First 5 rows of the raw dataset:


Unnamed: 0,timestamp,temperature_c,humidity_pct,voltage_v
0,2025-10-01 08:00:00,24.5,55.2,3.7
1,2025-10-01 08:00:10,24.7,55.0,3.69
2,2025-10-01 08:00:20,24.6,55.1,
3,2025-10-01 08:00:30,,54.9,3.68
4,2025-10-01 08:01:00,24.9,54.8,3.68



Dataset shape (rows, columns): (10, 4)

Missing values summary:


Unnamed: 0,missing_count,missing_percent
temperature_c,2,20.0
humidity_pct,1,10.0
voltage_v,1,10.0
timestamp,0,0.0



Columns with > 40% missing values (candidate for dropping): []

Shape after dropping high-missing columns: (10, 4)

Shape after also dropping rows with > 50% missing across remaining columns: (10, 4)

Numeric columns to impute: ['temperature_c', 'humidity_pct', 'voltage_v']
Non-numeric columns to impute (if any): ['timestamp']

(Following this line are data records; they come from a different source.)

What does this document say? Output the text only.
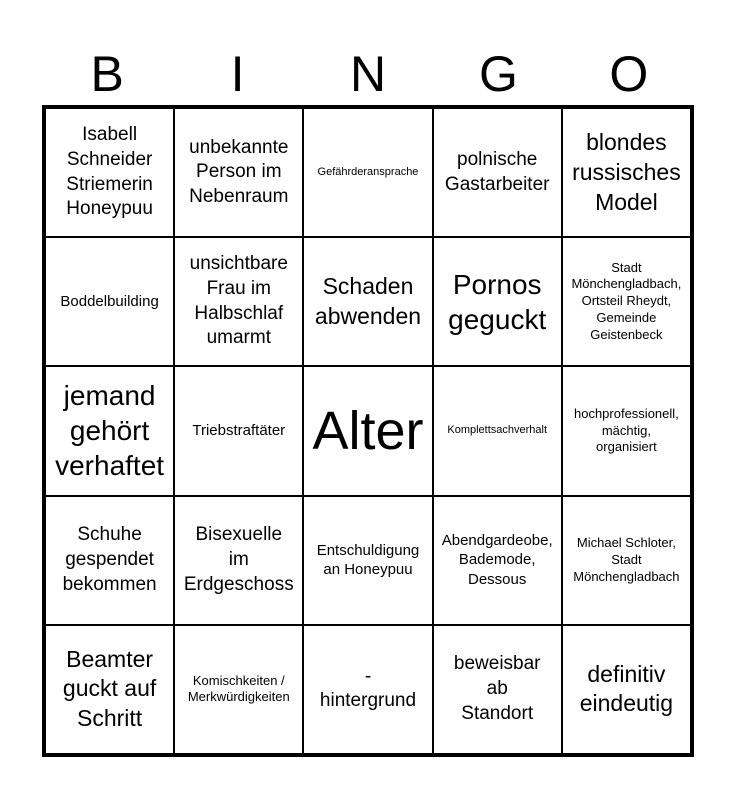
B	I	N	G	O
Isabell
Schneider
Striemerin
Honeypuu
unbekannte
Person im
Nebenraum
Gefährderansprache
polnische
Gastarbeiter
blondes
russisches
Model
Boddelbuilding
unsichtbare
Frau im
Halbschlaf
umarmt
Schaden
abwenden
Pornos
geguckt
Stadt
Mönchengladbach,
Ortsteil Rheydt,
Gemeinde
Geistenbeck
jemand
gehört
verhaftet
Triebstraftäter Alter Komplettsachverhalt
hochprofessionell,
mächtig,
organisiert
Schuhe
gespendet
bekommen
Bisexuelle
im
Erdgeschoss
Entschuldigung
an Honeypuu
Abendgardeobe,
Bademode,
Dessous
Michael Schloter,
Stadt
Mönchengladbach
Beamter
guckt auf
Schritt
Komischkeiten /
Merkwürdigkeiten
-
hintergrund
beweisbar
ab
Standort
definitiv
eindeutig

Check remaining missing values after imputation:


Unnamed: 0,0
timestamp,0
temperature_c,0
humidity_pct,0
voltage_v,0



Preview of final cleaned dataset:


Unnamed: 0,timestamp,temperature_c,humidity_pct,voltage_v
0,2025-10-01 08:00:00,24.5,55.2,3.7
1,2025-10-01 08:00:10,24.7,55.0,3.69
2,2025-10-01 08:00:20,24.6,55.1,3.67
3,2025-10-01 08:00:30,25.0,54.9,3.68
4,2025-10-01 08:01:00,24.9,54.8,3.68



Cleaned dataset saved to: sensor_log_cleaned.csv


**Summary of decisions in the final practice:**

- We **inspected** missing values per column using counts and percentages.
- We **dropped columns** with very high missingness (more than 40%) because they provide too little usable information.
- We **dropped rows** that had more than half of their remaining values missing, since they would need too much guessing.
- We used **median imputation** for numeric columns to be robust to outliers.
- We used **mode imputation** for categorical columns so that missing values follow the most common existing category.
- Finally, we saved a cleaned version of the dataset as `sensor_log_cleaned.csv`, which can now be used for further analysis, visualisation, or machine learning.